Wakil Presiden Filipina akan mendorong gencatan senjata saat baku tembak berkecamuk

ZAMBOANGA, Filipina (AFP) – Wakil Presiden Filipina Jejomar Binay akan melakukan perjalanan ke kota selatan Zamboanga pada hari Sabtu dalam upaya untuk menengahi gencatan senjata dengan pemberontak Muslim yang menyandera sejumlah warga sipil saat mereka terlibat dalam pertempuran mematikan dengan pasukan pemerintah.
Juru bicara wakil presiden mengatakan Binay berbicara dengan pemimpin pemberontak di kota pelabuhan setelah lima hari pertempuran sengit yang menyebabkan 52 orang tewas dan 70 luka-luka dan mengusulkan gencatan senjata yang akan berlaku pada Sabtu tengah malam. .
“Dia (Binay) berbicara dengan (pemimpin pemberontak Nur) Misuari dan dia berbicara dengan (Menteri Pertahanan Voltaire) Gazmin, dan mereka sepakat untuk membahas gencatan senjata,” Joey Salgado, juru bicara wakil presiden, mengatakan Sabtu pagi kepada AFP.
Salgado mengatakan wakil presiden akan mengunjungi Zamboanga untuk membahas rincian rencananya dengan menteri pertahanan dan perwakilan Front Pembebasan Nasional Moro (MNLF).
Beberapa surat kabar dan stasiun radio Filipina melaporkan bahwa gencatan senjata akan mulai berlaku paling cepat tengah malam pada hari Jumat, namun tidak ada tanda-tanda gencatan senjata di kota berpenduduk hampir satu juta orang tersebut pada hari Sabtu.
Pejabat setempat mengatakan Binay belum tiba.
Menteri Pertahanan Gazmin, yang berada di Zamboanga, mengatakan pasukan keamanan melanjutkan upaya untuk membebaskan para sandera yang disandera oleh MNLF di beberapa distrik pesisir, di mana mereka juga membakar banyak rumah.
Saat wawancara dengan televisi ABS-CBN, dia menegaskan bahwa gencatan senjata bergantung pada gencatan senjata dari pemberontak, yang “menembak saat kita berbicara”.

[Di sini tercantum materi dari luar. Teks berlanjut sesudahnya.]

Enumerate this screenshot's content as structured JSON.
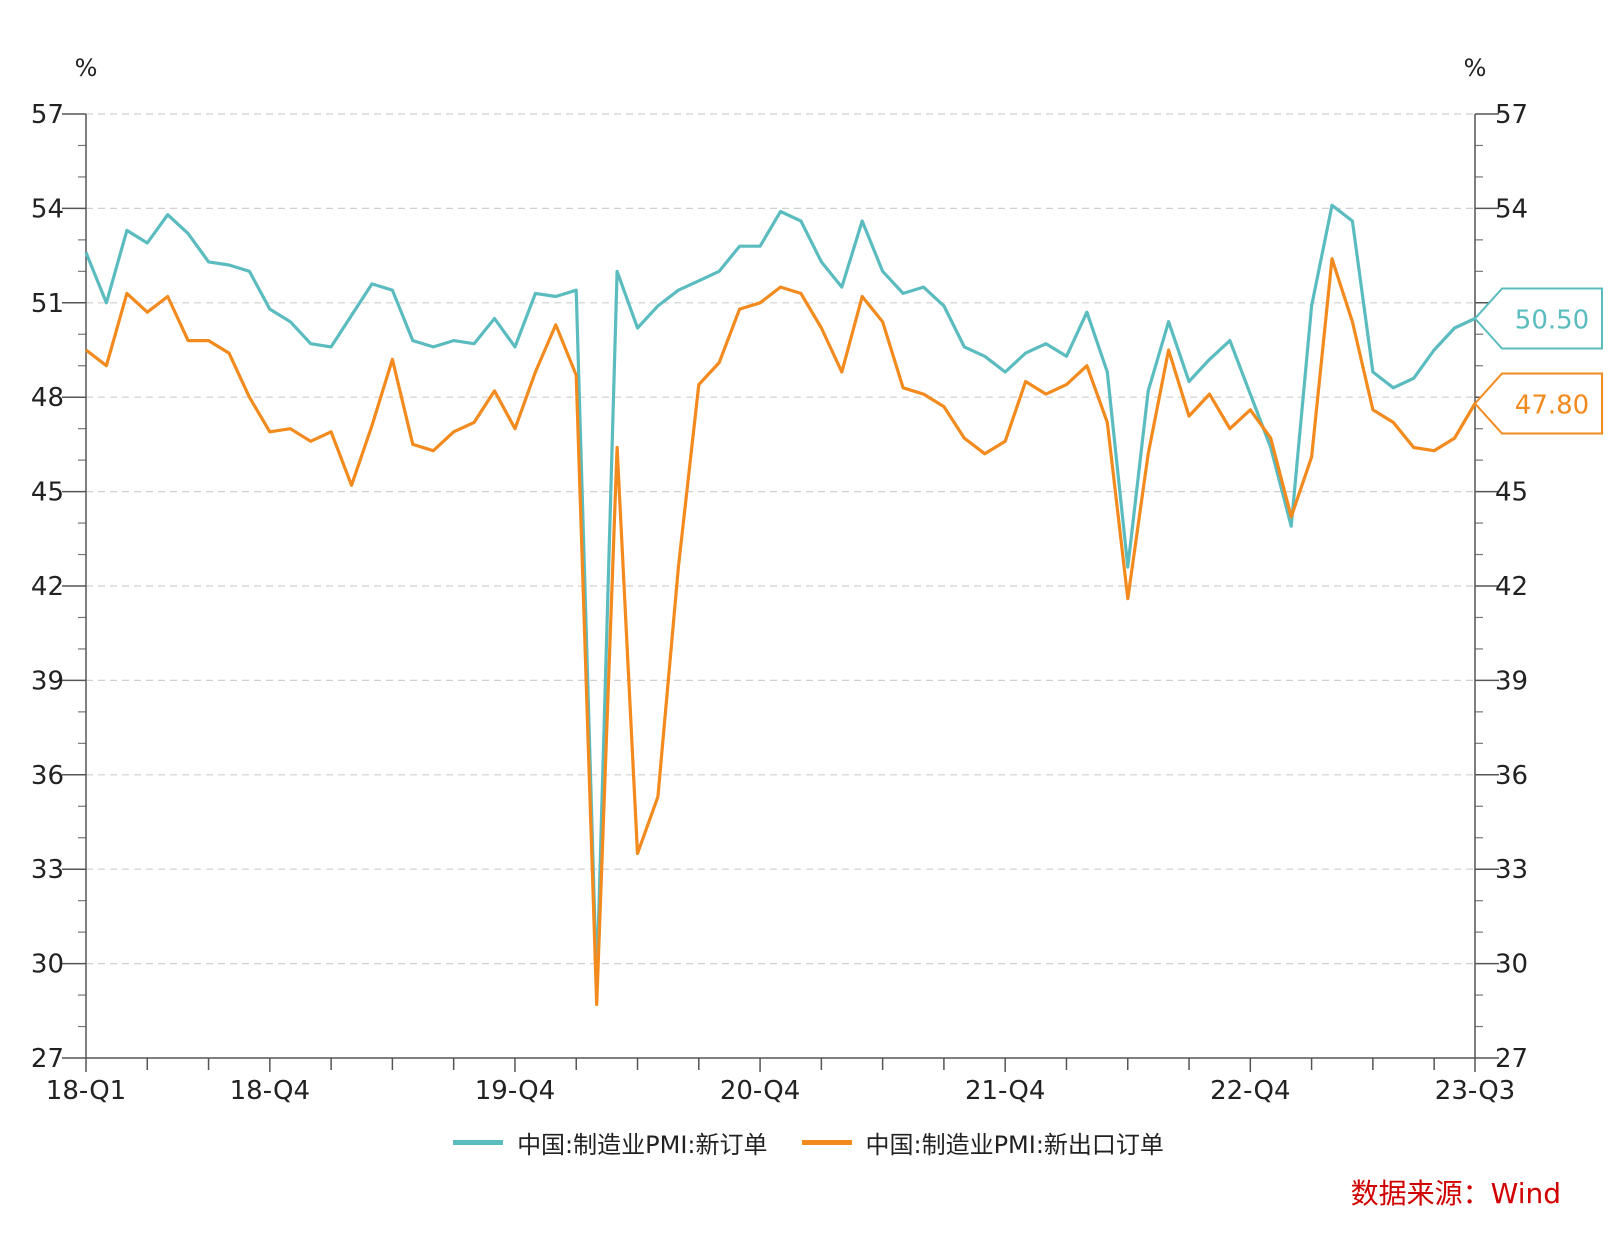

MNLF pimpinan Misuari mengobarkan perang gerilya selama 25 tahun demi kemerdekaan di selatan negara itu sebelum perjanjian damai ditandatangani pada tahun 1996 yang memberikan pemerintahan mandiri terbatas kepada minoritas Muslim.
Dia menghilang dari pandangan publik ketika MNLF melancarkan serangan terhadap Zamboanga pada hari Senin dan menuduh pemerintah melanggar ketentuan perjanjian tahun 1996 dengan merundingkan perjanjian perdamaian terpisah dengan faksi saingannya.
Faksi tersebut, Front Pembebasan Islam Moro (MILF), sedang dalam tahap akhir perundingan damai dengan Manila dan diperkirakan akan mengambil alih wilayah otonom Muslim yang luas di wilayah selatan pada tahun 2016.
Presiden Benigno Aquino, yang mengunjungi Zamboanga pada hari Jumat, mengatakan perundingan tersebut bertujuan untuk mengakhiri pemberontakan selama puluhan tahun yang telah merenggut 150.000 nyawa di wilayah selatan negara itu yang berpenduduk mayoritas Muslim.
Juru bicara angkatan bersenjata Letnan Jenderal Ramon Zagala mengatakan kepada AFP bahwa baku tembak berlanjut pada Sabtu pagi di beberapa distrik di kota Zamboanga.
“Mulai sekarang kami tidak memiliki gencatan senjata,” katanya.
“Kami terus melakukan serangan untuk mencegah mereka semakin membahayakan kehidupan penduduk sipil dan menghancurkan properti.”
Ia mengatakan para pemberontak menderita 43 orang tewas dan 19 lainnya menyerah atau ditangkap, yang berarti mereka kehilangan sekitar sepertiga dari sekitar 180 orang bersenjata yang menyusup ke enam distrik pesisir Zamboanga pada Senin pagi.
Lima tentara dan polisi serta empat warga sipil juga tewas, sementara 46 anggota pasukan keamanan dan 24 warga sipil terluka, kata Zagala.
Pejabat setempat mengatakan 24.000 orang telah meninggalkan rumah mereka.
Sekitar 3.000 tentara elit kini maju ke posisi MNLF, kata Zagala, menggambarkan kemajuan yang dicapai tentara sebagai hal yang “penting” namun menolak mengatakan daerah mana yang telah direbut kembali oleh pasukan keamanan.
“Untuk menghentikan kehancuran, kita harus bergerak maju. Setelah itu, kita jangan mundur,” ujarnya.